Das prachtvolle Schauspiel zog alle in seinen Bann, bis Mignon, die ihm die allerkürzeste Aufmerksamkeit zuteil werden ließ, bemerkte:»Sie ist vermutlich voll von Hass, weil sie Jüdin ist.«
«Es reicht«, ermahnte R. J. ihre Jüngste streng.
«Mom, ist doch wahr. Die Leute haben seit Tausenden von Jahren was gegen Juden.«
«Herrgott, Mignon, jetzt haust du auch noch in diese Kerbe. «Vic schüttelte den Kopf.
«Uneinsichtige Menschen brauchen Sündenböcke. Warum nicht diejenigen erniedrigen, die erfolgreich sind? Man lädt die eigenen Sünden auf sie ab, wird sie los und nimmt sich alles, was sie sich auf dieser Welt erworben haben«, erwiderte Frank ruhig, doch er war wütend auf Mignon.
«Dad, du hast Recht, aber Mignon hat uns wenigstens gesagt, was sie denkt«, sprang Vic Mignon bei.»Wenn sie so spricht, dann tun es die anderen in der Schule auch. Jetzt können wir wenigstens darüber reden. «Vic wandte sich Mignon zu, die sichtlich bestürzt war, weil sie ihren Vater verstimmt hatte. Sie verstanden sich alle gut darauf, in Frank zu lesen.»Marjorie mag ja 'n Miststück sein, aber nicht, weil sie Jüdin ist. Denk an Walter Rendell. Er ist der Schlimmste, dabei ist er Episkopale.«
«Tut mir Leid. «Und sie meinte es ehrlich.
«Um das Thema zu wechseln, Chris, was ist dein Hauptfach?«Frank lächelte sie an.
«Gute Frage, Mr. Savedge. Ich habe dreimal gewechselt. Vielleicht versuch ich's mal mit Englisch. «Sie lachte, dann sagte sie:»Was war Ihr Hauptfach?«
«Geschichte.«
«Daddy war auf der Princeton-Uni.
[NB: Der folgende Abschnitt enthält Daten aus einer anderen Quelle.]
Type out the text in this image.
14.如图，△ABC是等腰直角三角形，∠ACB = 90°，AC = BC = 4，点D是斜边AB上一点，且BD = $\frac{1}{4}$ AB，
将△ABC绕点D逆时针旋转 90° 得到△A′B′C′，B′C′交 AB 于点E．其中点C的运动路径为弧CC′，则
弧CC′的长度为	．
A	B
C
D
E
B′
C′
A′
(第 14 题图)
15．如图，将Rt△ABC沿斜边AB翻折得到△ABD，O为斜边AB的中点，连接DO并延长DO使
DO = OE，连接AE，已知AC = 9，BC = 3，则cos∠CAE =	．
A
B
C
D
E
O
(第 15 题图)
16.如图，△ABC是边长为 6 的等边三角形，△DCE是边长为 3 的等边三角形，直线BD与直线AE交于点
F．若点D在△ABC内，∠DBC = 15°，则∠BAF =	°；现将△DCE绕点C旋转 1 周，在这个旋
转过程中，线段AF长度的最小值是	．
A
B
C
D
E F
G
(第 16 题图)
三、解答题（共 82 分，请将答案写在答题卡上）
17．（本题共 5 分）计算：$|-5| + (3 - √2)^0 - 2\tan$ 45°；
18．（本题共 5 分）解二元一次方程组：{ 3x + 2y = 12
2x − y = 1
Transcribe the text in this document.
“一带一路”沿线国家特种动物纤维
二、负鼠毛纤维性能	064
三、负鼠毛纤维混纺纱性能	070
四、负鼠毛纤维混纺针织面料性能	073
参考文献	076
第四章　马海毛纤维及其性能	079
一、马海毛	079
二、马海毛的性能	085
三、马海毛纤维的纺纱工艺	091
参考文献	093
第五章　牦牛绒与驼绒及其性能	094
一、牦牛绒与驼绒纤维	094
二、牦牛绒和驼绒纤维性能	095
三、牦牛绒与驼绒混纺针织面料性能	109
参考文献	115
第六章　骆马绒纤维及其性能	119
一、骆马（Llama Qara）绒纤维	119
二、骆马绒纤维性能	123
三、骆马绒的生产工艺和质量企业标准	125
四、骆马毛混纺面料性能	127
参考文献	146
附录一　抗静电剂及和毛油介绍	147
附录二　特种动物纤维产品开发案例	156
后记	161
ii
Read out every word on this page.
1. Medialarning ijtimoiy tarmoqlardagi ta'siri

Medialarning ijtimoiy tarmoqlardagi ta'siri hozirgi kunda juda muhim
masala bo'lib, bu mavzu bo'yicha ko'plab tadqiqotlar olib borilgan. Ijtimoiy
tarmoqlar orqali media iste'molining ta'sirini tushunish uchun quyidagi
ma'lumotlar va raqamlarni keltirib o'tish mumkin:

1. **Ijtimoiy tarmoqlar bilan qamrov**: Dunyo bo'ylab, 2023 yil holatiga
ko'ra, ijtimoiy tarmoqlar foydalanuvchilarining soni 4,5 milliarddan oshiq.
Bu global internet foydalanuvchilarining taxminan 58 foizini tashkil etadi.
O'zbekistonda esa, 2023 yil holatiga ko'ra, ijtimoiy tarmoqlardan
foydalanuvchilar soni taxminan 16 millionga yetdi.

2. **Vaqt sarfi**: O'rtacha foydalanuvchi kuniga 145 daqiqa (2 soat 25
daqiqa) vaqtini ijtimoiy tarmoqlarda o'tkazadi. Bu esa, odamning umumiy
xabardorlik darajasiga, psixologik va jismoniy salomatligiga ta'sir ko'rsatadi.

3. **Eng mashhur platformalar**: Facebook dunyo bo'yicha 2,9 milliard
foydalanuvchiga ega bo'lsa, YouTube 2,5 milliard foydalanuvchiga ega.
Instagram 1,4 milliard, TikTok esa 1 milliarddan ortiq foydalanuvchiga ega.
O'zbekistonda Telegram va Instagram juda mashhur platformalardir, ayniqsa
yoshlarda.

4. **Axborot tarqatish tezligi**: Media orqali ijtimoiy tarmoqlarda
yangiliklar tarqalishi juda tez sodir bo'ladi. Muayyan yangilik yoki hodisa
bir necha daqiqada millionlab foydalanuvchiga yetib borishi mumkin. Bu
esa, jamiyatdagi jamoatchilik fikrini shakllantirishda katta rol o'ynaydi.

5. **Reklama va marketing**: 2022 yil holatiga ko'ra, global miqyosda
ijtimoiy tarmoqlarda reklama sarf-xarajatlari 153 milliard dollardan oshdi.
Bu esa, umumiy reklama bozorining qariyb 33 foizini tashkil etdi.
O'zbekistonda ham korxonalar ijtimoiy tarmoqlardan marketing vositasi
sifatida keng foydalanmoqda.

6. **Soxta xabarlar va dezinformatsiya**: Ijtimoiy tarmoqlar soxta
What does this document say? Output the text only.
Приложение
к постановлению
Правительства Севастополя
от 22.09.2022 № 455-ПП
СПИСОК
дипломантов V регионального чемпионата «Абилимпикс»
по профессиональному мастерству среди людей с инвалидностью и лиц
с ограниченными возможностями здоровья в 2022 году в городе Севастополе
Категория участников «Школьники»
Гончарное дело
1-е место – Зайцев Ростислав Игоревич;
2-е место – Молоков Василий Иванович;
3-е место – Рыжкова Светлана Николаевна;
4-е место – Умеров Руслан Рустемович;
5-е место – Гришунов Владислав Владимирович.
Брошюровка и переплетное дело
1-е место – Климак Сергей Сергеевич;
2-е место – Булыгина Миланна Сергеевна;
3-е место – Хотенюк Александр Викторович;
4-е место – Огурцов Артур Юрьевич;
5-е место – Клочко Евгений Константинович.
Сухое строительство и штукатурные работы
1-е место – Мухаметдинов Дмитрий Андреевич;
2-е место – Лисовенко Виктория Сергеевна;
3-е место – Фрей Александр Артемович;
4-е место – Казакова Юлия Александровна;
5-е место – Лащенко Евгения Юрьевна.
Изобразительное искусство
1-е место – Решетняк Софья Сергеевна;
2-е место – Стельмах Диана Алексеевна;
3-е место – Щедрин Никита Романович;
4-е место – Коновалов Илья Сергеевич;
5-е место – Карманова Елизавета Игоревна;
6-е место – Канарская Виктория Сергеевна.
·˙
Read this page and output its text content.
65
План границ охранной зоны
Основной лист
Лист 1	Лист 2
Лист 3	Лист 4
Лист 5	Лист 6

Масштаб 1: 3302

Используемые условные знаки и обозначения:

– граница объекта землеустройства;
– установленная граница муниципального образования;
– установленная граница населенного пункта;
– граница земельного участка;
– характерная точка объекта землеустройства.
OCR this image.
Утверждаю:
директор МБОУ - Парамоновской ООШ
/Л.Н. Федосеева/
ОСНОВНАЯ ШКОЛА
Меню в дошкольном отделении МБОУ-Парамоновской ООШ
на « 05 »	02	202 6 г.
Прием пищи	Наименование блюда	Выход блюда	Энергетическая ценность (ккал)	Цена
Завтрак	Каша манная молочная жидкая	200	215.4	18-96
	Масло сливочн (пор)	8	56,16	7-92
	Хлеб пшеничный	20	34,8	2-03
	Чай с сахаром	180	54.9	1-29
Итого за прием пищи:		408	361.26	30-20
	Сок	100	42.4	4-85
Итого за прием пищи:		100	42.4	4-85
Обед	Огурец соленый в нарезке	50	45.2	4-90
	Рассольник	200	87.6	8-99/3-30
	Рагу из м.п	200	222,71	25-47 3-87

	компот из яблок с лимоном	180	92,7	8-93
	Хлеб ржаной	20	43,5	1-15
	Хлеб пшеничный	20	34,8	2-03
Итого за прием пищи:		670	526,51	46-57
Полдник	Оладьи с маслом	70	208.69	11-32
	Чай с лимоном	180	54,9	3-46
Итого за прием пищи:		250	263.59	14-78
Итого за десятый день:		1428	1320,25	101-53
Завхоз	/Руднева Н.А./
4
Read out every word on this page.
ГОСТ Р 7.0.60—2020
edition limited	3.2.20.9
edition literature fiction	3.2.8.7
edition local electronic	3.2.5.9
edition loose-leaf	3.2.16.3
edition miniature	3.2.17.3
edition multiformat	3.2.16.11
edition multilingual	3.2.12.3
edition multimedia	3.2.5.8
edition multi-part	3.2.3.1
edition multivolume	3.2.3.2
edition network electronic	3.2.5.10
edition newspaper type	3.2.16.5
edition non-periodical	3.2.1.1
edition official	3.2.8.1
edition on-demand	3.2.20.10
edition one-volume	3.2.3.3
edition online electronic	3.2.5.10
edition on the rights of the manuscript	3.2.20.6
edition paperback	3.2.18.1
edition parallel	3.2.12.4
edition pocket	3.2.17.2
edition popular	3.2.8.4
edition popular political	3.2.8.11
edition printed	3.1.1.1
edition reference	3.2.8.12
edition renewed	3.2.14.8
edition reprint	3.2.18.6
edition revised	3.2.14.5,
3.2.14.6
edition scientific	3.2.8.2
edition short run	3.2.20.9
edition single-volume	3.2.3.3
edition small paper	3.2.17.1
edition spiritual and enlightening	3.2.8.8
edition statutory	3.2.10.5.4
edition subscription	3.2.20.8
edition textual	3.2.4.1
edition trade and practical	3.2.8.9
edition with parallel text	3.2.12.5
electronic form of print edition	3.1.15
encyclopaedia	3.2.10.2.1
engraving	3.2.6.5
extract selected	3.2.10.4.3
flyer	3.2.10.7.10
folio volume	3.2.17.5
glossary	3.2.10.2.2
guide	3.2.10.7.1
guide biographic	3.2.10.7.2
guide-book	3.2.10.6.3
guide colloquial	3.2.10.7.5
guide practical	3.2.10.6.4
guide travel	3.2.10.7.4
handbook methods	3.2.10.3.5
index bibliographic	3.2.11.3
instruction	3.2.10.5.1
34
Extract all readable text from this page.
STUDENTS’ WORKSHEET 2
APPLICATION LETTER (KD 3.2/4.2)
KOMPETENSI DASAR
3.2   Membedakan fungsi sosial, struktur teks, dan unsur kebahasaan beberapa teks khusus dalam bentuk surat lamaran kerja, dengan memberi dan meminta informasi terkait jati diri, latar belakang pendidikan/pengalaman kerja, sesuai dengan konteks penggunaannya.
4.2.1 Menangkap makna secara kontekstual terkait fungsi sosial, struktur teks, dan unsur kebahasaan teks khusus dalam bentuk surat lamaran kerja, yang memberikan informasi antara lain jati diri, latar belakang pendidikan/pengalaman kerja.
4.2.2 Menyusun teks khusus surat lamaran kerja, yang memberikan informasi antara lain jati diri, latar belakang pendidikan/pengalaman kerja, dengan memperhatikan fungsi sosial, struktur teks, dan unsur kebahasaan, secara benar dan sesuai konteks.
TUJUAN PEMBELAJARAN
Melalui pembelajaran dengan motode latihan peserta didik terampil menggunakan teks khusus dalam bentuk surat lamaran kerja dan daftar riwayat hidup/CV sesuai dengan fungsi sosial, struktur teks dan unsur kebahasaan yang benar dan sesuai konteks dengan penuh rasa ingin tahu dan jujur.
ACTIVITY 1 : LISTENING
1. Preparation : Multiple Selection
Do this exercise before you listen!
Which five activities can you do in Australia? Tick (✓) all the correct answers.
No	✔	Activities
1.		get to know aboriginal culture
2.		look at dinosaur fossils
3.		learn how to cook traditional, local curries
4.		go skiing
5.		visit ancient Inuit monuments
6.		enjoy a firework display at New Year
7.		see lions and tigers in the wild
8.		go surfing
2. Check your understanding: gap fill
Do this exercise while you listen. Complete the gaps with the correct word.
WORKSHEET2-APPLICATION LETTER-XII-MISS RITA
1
Kaum sieht er die UniFarben Schwarz und Orange, schon wird ihm ganz schwummerig vor Nostalgie. «Mignon suchte ihn zu besänftigen.
«Mein Dad war in Colgate.«
«Gute Uni«, erwiderte Frank.
«Aber nichts gegen Princeton«, sagten Vic und Mignon wie aus einem Munde.
«Ein Familienscherz«, klärte Jinx Chris auf, die das bereits vermutet hatte.
«Hast du deine Mutter angerufen?«R. J. griff in ihre Tasche, zog ein kleines rundes Bohnensäckchen heraus und warf es Jinx zu.
Das reizte Piper, die sich zumindest für den Augenblick von dem abgekehrt hatte, was auch immer sich unter dem Tabakschuppen befinden mochte.
Jinx warf Chris das Bohnensäckchen zu, die es Vic zuwarf. Das Säckchen flog hin und her.
«Ich hab sie angerufen. Sie ist sauer auf mich. Sie will, daß ich nach Hause komme, und ich hab gesagt, ich schau morgen vorbei. «Jinx schnappte sich das Bohnensäckchen aus der Luft.
«Hey«, sagte Mignon.
«Wer pennt, verliert. «Jinx streckte den Arm und warf das Säckchen über den Kopf zu Vic hinüber.
Trotz seiner finanziellen Schwierigkeiten war Frank im Glanz des Sonnenuntergangs total entspannt; er beobachtete die kleinen Boote und größeren Schiffe, die ihren schmucken Häfen zustrebten. Das Geräusch des ans Ufer plätschernden Wassers beruhigte ihn.
Wie so viele blendend aussehende Männer war er sich seiner Wirkung auf andere nur schwach bewußt. Breitschultrig, groß, mit kräftiger, ebenmäßiger Kinnpartie — wer ihn sah, mußte unwillkürlich lächeln. Er konnte sich ungezwungen mit Männern oder Frauen unterhalten. Und er würde sich gleich mit Sissy Wallace unterhalten müssen, weil sie die Zufahrt so schnell hochgesaust kam, daß ihre Reifen einen Abrieb hinterließen.